The first woman [Bernice Selfridge] graduated from the UM law school in 1914, its third year of operation. A few others graduated every few years, and by 1961, a law school history noted that 28 women had received UM law degrees, a tiny fraction of the number of men graduating.
More women have been admitted to law school in recent years.
During the 1973-74 school year, 19 women — two seniors, eight juniors and nine freshman — were among the 185 students enrolled in UM’s law school. That comes out to 10.2 per cent women, somewhat below the national average of 15.8 per cent in law schools approved by the American Bar Association (ABA) in 1973-74 but about in line with law schools in neighboring states.
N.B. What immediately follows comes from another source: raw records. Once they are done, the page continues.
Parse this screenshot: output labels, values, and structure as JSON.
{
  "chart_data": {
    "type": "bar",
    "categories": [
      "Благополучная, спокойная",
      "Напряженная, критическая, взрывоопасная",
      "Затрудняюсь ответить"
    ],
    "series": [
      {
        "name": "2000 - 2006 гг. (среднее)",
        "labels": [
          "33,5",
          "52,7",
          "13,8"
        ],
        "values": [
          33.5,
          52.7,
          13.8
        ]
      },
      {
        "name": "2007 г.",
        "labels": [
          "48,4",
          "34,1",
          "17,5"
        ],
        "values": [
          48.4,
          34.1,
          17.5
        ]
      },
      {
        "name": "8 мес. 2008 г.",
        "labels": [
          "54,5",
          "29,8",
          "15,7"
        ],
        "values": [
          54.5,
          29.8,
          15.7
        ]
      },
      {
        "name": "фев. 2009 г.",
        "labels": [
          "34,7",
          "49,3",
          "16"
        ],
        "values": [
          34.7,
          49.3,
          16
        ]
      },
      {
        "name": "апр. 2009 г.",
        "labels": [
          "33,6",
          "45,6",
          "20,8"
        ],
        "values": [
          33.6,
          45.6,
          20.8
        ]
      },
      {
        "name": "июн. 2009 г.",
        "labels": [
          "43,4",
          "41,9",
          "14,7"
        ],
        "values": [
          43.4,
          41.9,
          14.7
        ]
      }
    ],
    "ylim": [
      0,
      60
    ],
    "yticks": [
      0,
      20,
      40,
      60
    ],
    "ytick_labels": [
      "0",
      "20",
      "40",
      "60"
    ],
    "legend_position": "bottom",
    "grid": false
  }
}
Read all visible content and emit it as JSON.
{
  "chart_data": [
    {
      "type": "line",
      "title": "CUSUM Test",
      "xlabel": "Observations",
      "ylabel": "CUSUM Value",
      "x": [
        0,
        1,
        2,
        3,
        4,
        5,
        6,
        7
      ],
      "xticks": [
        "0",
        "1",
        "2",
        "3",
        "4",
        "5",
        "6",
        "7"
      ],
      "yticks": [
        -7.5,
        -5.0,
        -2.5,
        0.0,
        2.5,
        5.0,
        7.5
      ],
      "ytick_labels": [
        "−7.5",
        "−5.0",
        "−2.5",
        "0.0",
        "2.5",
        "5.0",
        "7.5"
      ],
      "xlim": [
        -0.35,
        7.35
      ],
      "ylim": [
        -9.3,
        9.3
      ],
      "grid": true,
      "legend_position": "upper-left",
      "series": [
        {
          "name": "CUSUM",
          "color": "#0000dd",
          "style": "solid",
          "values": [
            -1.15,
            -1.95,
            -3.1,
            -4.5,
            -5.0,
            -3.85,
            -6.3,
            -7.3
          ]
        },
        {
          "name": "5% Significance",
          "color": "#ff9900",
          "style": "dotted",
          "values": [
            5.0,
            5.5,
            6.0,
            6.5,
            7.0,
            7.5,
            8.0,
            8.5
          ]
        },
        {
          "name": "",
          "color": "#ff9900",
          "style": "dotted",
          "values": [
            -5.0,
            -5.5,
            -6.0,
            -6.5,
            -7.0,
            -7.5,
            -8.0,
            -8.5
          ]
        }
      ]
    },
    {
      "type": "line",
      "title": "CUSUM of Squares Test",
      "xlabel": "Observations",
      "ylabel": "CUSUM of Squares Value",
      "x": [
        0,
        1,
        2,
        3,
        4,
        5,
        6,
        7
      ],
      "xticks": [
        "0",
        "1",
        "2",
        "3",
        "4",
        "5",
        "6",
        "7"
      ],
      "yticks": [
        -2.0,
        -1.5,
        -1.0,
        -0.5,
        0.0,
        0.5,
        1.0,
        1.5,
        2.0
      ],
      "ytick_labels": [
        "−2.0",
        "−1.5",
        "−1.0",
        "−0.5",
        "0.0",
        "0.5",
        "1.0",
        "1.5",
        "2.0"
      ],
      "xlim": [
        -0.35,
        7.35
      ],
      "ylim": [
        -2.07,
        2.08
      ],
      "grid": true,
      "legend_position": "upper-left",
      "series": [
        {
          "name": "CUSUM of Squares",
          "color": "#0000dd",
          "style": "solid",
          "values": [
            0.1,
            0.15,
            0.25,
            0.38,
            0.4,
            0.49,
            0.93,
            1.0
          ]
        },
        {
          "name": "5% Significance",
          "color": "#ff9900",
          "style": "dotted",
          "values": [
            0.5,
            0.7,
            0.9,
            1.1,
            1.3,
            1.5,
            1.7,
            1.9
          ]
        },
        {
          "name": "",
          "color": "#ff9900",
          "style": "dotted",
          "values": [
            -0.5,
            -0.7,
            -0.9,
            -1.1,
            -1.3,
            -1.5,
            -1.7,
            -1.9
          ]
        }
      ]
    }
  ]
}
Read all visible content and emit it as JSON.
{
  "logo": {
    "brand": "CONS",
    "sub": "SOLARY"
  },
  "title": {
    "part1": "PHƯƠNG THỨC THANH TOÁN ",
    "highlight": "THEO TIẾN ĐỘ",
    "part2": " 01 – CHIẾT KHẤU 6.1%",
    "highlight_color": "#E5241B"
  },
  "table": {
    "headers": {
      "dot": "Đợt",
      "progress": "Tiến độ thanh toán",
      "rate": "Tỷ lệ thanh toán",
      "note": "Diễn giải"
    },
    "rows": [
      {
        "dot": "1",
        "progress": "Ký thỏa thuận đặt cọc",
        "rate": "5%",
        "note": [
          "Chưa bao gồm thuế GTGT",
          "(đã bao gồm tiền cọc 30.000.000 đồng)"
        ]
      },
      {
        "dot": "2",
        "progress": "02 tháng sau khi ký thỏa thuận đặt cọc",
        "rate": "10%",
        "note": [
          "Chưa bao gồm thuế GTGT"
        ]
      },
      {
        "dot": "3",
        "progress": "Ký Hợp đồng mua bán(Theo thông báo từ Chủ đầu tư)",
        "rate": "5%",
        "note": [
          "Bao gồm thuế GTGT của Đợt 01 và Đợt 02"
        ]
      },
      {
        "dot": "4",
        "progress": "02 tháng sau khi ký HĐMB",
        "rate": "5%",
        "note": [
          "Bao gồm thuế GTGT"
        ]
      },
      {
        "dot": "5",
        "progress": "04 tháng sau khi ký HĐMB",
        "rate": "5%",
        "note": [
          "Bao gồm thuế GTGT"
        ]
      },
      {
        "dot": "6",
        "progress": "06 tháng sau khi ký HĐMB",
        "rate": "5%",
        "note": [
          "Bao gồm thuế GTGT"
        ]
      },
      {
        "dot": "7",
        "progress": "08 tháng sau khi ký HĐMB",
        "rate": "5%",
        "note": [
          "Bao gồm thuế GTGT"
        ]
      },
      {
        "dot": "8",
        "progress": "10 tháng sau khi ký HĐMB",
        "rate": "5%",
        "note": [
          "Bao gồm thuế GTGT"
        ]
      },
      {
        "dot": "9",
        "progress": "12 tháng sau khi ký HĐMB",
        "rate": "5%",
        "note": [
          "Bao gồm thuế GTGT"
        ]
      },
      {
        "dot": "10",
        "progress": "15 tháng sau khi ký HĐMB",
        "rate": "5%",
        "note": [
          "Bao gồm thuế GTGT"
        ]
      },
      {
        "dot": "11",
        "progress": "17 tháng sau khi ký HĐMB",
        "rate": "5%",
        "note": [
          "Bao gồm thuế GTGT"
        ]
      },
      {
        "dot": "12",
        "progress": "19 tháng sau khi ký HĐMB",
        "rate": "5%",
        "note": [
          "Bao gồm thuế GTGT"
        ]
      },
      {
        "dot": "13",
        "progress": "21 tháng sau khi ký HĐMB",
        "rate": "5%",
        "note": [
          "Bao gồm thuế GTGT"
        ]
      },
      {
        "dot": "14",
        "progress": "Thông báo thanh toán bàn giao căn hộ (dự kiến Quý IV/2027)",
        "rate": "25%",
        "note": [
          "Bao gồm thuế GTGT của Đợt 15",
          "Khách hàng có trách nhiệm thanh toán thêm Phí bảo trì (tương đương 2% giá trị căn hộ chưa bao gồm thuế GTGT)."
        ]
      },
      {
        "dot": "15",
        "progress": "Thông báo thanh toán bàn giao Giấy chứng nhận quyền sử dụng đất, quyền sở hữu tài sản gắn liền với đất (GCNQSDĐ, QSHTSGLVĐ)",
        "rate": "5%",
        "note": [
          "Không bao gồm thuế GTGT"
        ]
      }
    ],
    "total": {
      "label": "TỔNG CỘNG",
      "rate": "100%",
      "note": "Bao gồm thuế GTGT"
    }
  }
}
Wyoming (11.3 percent women) and North Dakota (10.9 per cent) both topped the UM law school, but UM finished ahead of law schools at South Dakota (9.6 per cent), Idaho (9.3 per cent) and Gonzaga (5.2 per cent)
Law schools at the Universities of Washington (24.6 per cent), Colorado (20.8 per cent) and Oregon (20 per cent) were ahead of the national average of women students.
Assistant UM Dean Sandra R. Muckelston said nine women were admitted to the freshman class this year out of the 20 or 25 women who applied.”
by Charles S. Johnson and Charles E. Hood Jr.
11 April 1976 — Independent Record — “Law caucus gets grant”
“The Woman’s Law Caucus, a branch of the Student Bar Association at the University of Montana in Missoula, has been awarded a $150 grant by the Law Student Division of the American Bar Association to finance the Women’s Law Caucus Counseling and Recruitment Program.
Diane Rotering, Clancy, a second-year law student at UM, who is project director, said the primary goal of the recruitment program is to encourage and promote increased enrollment of women in the University of Montana Law School.
Pamphlets featuring the UM Law School will be mailed to high school, junior colleges and universities within Montana. The material will include an explanation of what must be done to apply to law school, a list of opportunities to women attorneys.
There are now 30 women students at the UM Law School out of a total enrollment of 214, and seven women will gradaute from the Law School this year.”